Thoughts in Response • “Sometimes you want to be mean back.” • “Feels like I’m nothing, no power. Sometimes I take out my violent thoughts on him.” • “You just want to yell at people, ‘Just because I’m smart, doesn’t mean I’m so different.’” • “I thought of doing bad things to them. I figured it wouldn’t hurt to fantasize. My theory is that if you don’t do something to get out your violent side—the people who don’t do that, like Columbine—if they had had an outlet for their anger. Something to do with it was the fact that they could’ve used something to let it out.” • “I don’t think I’ve yelled at anyone. I’ve thought about it.” • “I always felt like punching their lights out—retaliating in any way I could.” • “I can’t explain it. It just feels like anger inside of me that I want to release.”

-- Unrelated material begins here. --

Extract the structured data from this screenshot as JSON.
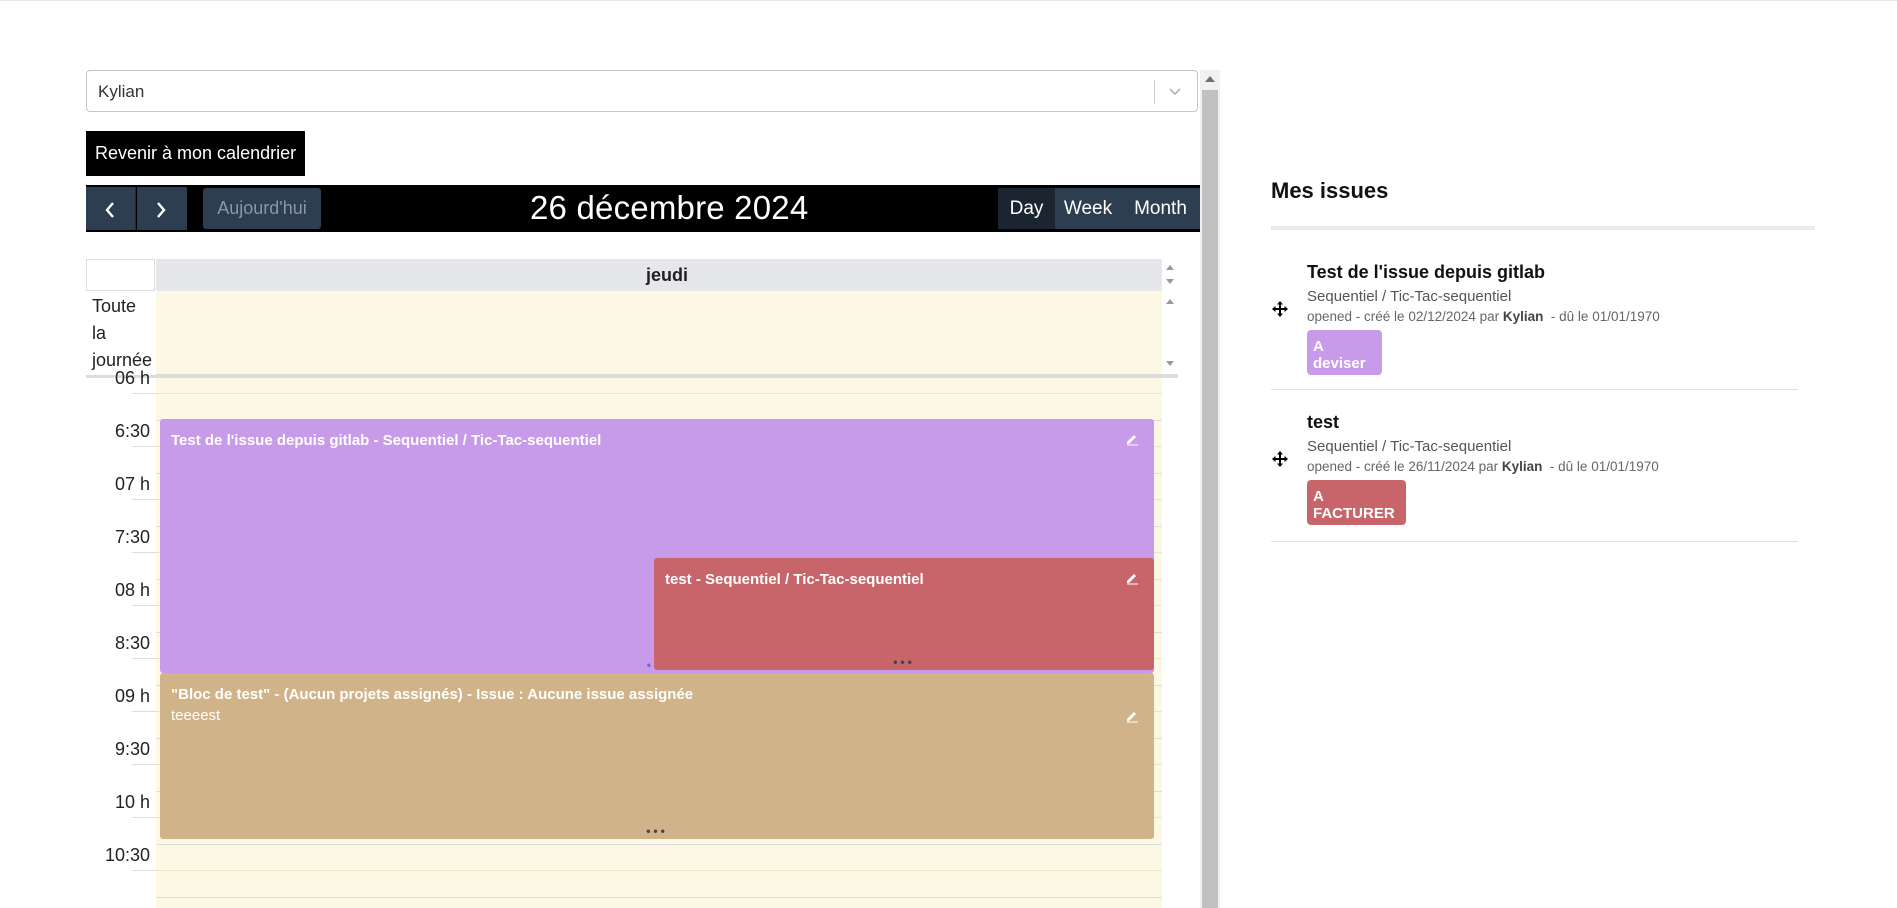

Is Bullying Obvious? • “If you’re always talking with friends, you won’t even see someone losing their lunch money to someone. • “Tons of teasing about being gay. Just walk down the hall, and you’ll hear about 3 comments—’That’s so gay.’ ‘Don’t come near me, Queer.’ Instead of calling people stupid, they say ‘gay.’ So much of what we do—and dress—centers around our sexuality. And they’re forced to hide that—people who ARE gay. Even if they’re not teased, they’re just as outcast as people who are. If people came out, or people assumed somebody was—that’s where the violence would be—pushing them down the stairs. It happens here. They’re being teased about some of the biggest part of a person—that they’re wrong. At this age you want to be included. You want to be normal. And all these people—with their comments—are telling you there’s something wrong with you.” • “I see it a lot. Nothing real serious. Like calling names. After a while it takes its toll. Last year the 8th graders picked on 7th graders I knew throwing in trash cans, calling names, pushing. Nothing like hitting.”
Suggestions, Observations for Educators, Parents • [Researcher observation: Many G/T kids may be unprepared for aggression, intimidation, teasing. Include discussion related to this—re: physical and sexual aggression.] • Girl who once bullied: “My parents discipline in ways that are different from other parents. They just channel things in different directions.” [Researcher observation: Be proactive in channeling energy and “leadership” in new directions.] • Create/provide opportunities for students to have social connections within the school community • Do something about it. Take it seriously. • Ask what recess is like—or the lunchroom, classroom, restrooms, hallway, bus line. Be observant. • Pay attention to bullies. They may carry their behaviors into employment, parenting, marriage in the future.